UNL-NL Dictionaries
From UNL Wiki
The UNL-NL dictionaries are bilingual dictionaries linking UWs to natural language (NL) words. They can be unidirectional (UNL-to-NL or NL-to-UNL) or bidirectional (NL-to-UNL-to-NL). UNL-to-NL dictionaries are used for deconversion, while NL-to-UNL are used for enconversion.
Syntax
In the UNL System, the UNL-NL dictionaries are plain text files with a single entry per line in the following format:
[NLW] {ID} “UW” (ATTR , ... ) < LG , FRE , PRI >; COMMENTS
Where:
- NLW
- The lexical item of the natural language. Its format should be decided by the dictionary builder. It can be:
- a multiword expression: [United States of America]
- a compound: [hot-dog]
- a simple word: [happiness]
- a simple morpheme: [happ]
- a complex structure*: [[bring] [back]]
- a non-motivated linguistic entity: [g]
* complex structures are used for infixation, as in “Bring him back”
- ID
- The unique identifier (primary-key) of the entry.
- UW
- The Universal Word of UNL. This field can be empty if a word does not need a UW.
- ATTR
- The list of features of the NLW. It can be:
- a list of simple features: (NOU, MCL, SNG)
- a list of attribute-value pairs: (pos=NOU, gen=MCL, num=SNG)
- a list of attribute and transformation rules: (plural:=”oo”:”ee”)

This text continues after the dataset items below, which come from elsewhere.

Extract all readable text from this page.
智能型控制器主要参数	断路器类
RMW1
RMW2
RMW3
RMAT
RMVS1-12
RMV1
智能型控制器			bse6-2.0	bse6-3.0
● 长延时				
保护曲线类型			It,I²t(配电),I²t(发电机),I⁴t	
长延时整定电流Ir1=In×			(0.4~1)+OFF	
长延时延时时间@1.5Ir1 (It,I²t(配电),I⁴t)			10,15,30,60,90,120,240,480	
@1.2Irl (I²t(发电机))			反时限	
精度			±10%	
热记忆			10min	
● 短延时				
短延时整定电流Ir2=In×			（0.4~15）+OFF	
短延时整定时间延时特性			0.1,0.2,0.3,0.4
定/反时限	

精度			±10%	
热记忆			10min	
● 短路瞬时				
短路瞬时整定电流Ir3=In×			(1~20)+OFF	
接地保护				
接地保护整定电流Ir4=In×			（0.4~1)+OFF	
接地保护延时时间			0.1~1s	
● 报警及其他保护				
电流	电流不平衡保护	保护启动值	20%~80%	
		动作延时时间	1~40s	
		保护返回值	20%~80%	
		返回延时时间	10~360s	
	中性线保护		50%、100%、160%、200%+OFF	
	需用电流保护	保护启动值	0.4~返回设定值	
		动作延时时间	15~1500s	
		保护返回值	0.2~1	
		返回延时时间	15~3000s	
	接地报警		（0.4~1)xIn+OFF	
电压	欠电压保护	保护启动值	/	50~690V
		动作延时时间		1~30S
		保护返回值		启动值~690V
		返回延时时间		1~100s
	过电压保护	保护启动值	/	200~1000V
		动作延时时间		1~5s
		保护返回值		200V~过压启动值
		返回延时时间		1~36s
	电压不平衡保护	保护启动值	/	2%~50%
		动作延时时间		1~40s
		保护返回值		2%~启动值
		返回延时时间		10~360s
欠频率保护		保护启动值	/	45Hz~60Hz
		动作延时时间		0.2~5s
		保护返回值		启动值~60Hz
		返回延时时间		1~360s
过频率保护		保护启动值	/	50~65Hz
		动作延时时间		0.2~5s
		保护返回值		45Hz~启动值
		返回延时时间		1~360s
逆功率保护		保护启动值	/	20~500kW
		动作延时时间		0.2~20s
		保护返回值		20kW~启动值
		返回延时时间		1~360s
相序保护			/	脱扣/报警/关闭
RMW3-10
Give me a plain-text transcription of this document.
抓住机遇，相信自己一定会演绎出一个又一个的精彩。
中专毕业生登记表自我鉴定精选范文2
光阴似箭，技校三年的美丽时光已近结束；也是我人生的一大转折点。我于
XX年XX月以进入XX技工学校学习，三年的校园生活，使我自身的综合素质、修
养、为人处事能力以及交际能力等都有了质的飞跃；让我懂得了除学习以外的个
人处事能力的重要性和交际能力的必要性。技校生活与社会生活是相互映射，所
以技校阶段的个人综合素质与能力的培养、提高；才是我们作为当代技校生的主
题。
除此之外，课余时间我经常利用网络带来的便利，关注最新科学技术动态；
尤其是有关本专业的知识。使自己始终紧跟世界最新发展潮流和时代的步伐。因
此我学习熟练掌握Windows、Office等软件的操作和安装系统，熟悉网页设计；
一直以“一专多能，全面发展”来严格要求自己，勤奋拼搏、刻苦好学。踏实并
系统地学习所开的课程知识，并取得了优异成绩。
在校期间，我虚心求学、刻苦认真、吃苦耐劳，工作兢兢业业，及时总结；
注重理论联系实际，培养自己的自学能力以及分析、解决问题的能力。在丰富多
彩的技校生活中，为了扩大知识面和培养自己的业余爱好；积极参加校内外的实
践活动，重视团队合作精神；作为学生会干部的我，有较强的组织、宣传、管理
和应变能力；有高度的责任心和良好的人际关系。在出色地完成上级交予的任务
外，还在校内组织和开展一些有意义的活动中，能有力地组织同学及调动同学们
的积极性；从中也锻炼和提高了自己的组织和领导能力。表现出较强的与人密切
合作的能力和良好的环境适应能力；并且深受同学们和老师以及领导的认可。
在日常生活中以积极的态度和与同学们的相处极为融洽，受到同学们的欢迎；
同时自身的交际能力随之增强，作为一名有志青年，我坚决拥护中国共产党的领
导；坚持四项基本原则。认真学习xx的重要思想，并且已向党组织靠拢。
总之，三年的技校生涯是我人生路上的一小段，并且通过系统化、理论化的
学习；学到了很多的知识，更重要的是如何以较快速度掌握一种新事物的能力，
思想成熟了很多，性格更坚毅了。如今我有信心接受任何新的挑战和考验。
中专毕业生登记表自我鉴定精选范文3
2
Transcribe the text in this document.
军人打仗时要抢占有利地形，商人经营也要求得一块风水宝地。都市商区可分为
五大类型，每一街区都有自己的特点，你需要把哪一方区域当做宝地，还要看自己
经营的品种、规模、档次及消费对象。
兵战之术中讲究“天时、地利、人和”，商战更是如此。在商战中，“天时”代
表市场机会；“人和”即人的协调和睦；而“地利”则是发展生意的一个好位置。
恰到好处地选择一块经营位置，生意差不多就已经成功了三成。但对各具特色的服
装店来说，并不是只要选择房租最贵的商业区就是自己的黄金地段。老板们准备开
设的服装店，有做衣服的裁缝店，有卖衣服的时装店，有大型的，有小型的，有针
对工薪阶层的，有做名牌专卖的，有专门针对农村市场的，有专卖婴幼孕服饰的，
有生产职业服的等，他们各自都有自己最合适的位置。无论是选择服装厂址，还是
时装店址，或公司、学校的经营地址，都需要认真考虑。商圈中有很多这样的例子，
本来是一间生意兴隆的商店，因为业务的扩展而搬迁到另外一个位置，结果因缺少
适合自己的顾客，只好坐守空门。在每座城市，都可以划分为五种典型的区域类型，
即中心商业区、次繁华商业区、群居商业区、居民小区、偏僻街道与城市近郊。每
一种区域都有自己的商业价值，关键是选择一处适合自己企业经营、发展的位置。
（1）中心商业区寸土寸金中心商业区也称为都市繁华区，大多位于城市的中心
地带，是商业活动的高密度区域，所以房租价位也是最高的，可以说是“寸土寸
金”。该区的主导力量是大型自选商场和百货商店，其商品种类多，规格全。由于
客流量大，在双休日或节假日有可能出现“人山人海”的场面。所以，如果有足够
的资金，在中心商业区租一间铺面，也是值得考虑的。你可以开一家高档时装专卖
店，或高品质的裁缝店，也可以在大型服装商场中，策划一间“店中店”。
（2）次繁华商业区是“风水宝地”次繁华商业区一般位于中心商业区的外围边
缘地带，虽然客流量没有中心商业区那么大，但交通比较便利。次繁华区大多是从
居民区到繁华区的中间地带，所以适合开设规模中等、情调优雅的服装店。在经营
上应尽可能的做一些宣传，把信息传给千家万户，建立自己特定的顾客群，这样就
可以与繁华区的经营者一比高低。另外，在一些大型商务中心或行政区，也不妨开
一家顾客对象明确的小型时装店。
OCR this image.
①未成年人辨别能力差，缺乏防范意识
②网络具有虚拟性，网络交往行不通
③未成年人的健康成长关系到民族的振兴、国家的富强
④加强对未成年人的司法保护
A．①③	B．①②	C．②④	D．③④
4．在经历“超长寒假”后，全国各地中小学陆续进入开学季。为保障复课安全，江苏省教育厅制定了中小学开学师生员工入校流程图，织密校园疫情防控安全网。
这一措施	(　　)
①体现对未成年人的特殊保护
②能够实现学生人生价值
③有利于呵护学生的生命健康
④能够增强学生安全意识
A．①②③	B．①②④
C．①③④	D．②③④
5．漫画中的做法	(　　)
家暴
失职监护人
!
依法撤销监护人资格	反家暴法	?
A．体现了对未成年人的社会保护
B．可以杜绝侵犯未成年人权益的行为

Attributes should be separated by “,”.
- FLG
- The two-character language code according to ISO 639-1.
- FRE
- The frequency of NLW in natural texts. Used for natural language analysis (NL-UNL). It can range from 0 (less frequent) to 255 (most frequent).
- PRI
- The priority of the NLW. Used for natural language generation (UNL-NL). It can range from 0 to 255.
- COMMENT
- Any comment necessary to clarify the mapping between NL and UNL entries. It should end with the return code.